L’IA pour concevoir les médicaments de demain
Comment les chercheurs intègrent l’Intelligence artificielle dans la recherche de nouveaux médicaments ? L’Institut thématique interdisciplinaire (ITI) du médicament de l’Université de Strasbourg a organisé un événement à destination des spécialistes en biologie et chimie et des étudiants visant à explorer le rôle croissant de l’IA dans ce domaine.
La recherche de nouveaux médicaments est un processus long et complexe, impliquant de tester des milliers, voire des millions, de molécules pour en sélectionner quelques candidates prometteuses. C’est ici que l’IA intervient : grâce à des méthodes de criblage virtuel, elle permet d’accélérer cette étape critique. L’IA, un peu comme une calculatrice, accomplit en quelques secondes des tâches qui demanderaient un travail manuel fastidieux, voire titanesque
, explique Esther Kellenberger organisatrice de cette journée avec Frédéric Bihel. Tous deux sont experts en chémogénomique, une discipline à l'interface entre la chimie et la génétique, et en chimie médicinale, un domaine consacré au développement de molécules à visée thérapeutique.
Par exemple, les systèmes d’apprentissage automatiques analysent les propriétés des molécules – solubilité, toxicité potentielle, compatibilité avec une cible biologique – pour affiner les sélections avant même de passer aux tests physiques. À Strasbourg, les expertises en chémoinformatique, qui combine la chimie et l'informatique pour analyser, modéliser et interpréter des données chimiques, mais aussi en bioinformatique structurale et en simulation moléculaire constituent un atout majeur pour développer ces approches.
Un chimie bot est capable d’imaginer des structures chimiques inédites
Au-delà des modèles prédictifs, l’IA ouvre également des perspectives dans la génération de nouvelles molécules. Tout comme un image bot, outil alimenté par l’IA qui peut créer des images originales, un chimie bot est capable d’imaginer des structures chimiques inédites. Cette capacité suscite un enthousiasme considérable : L’IA ne se réduit pas à l’apprentissage des données et à leur reproduction, elle peut proposer des motifs que nous n’aurions jamais envisagés
, souligne la chercheuse. Cependant, cette créativité algorithmique n’est pas sans limites. Les modèles actuels nécessitent encore une supervision humaine rigoureuse pour éviter des erreurs, parfois comparées à des hallucinations
.
Les méthodologies de criblage traditionnelles conservent leur pertinence
Si l’IA représente une avancée majeure, elle n’a pas (encore ?) révolutionné la conception de médicaments. Les freins sont multiples : quantité insuffisante et fiabilité incertaine des données, modèles encore perfectibles et difficulté à intégrer l’IA dans des protocoles existants. L'amélioration de la robustesse des prédictions demeure essentielle et les méthodologies de criblage traditionnelles conservent leur pertinence
, note encore Esther Kellenberger.
À l’Université de Strasbourg, l’IA s’appuie sur des bases scientifiques solides.

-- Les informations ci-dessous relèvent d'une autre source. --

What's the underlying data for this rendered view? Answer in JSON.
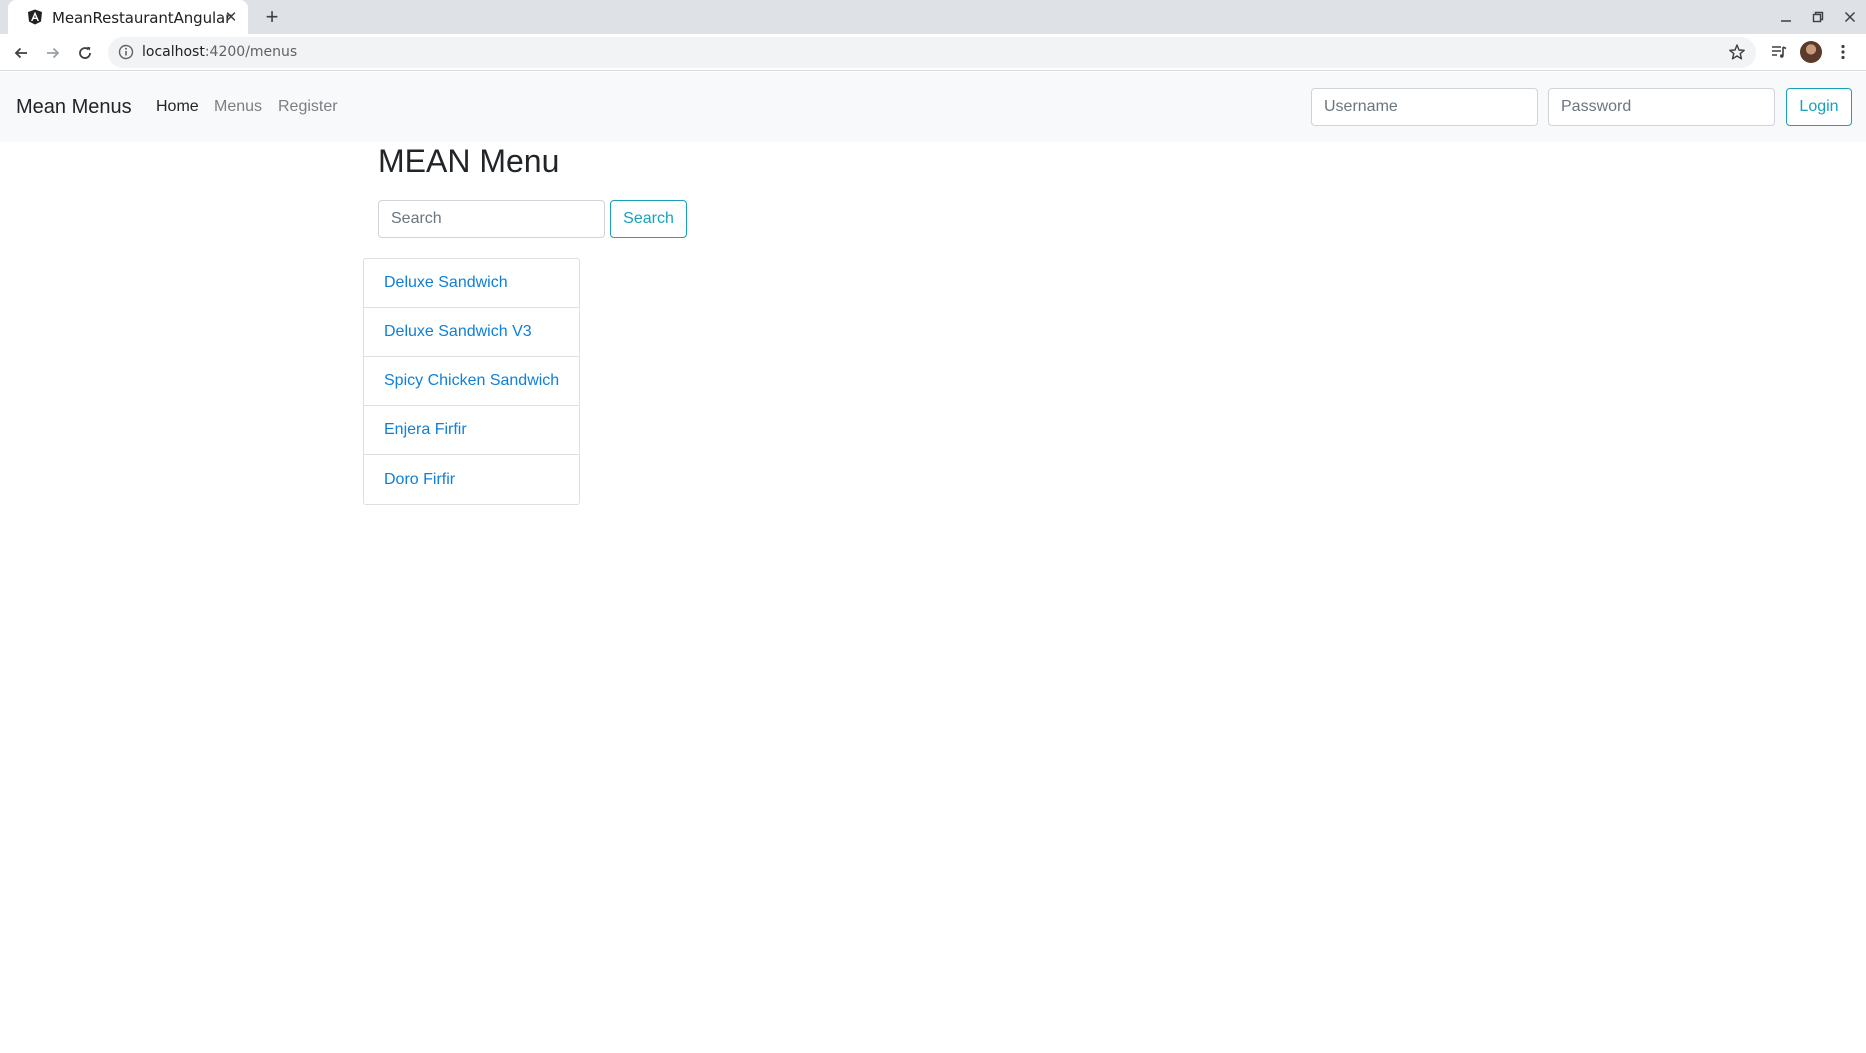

La richesse des disciplines présentes – biologie, chimie ou encore math info – constitue un terreau fertile pour le développement de nouvelles approches. Les ITI, tels que celui du Médicament, facilitent les synergies interdisciplinaires, indispensables pour répondre aux défis de l’IA. Pour être bon en IA, il faut être bon en sciences fondamentales. Et à Strasbourg, nous avons cette culture
, rappelle Esther Kellenberger.
Répondre aux enjeux de la filière du médicament
L’Institut thématique interdisciplinaire (ITI) du médicament répond aux enjeux de la filière du médicament : produire une recherche de pointe jusqu’au stade préclinique, promouvoir l’innovation technologique via la création de start-ups et former la nouvelle génération de chercheurs au management de l’innovation du médicament. L’alchimie de l’ITI repose sur l’étroite collaboration de ses trois pôles valorisant une approche intégrée de l’innovation thérapeutique : un Centre de recherche du médicament (Medalis), une Ecole du management de l’innovation du médicament (Euridis) et un Incubateur de start-ups pharmaceutiques (Inedis).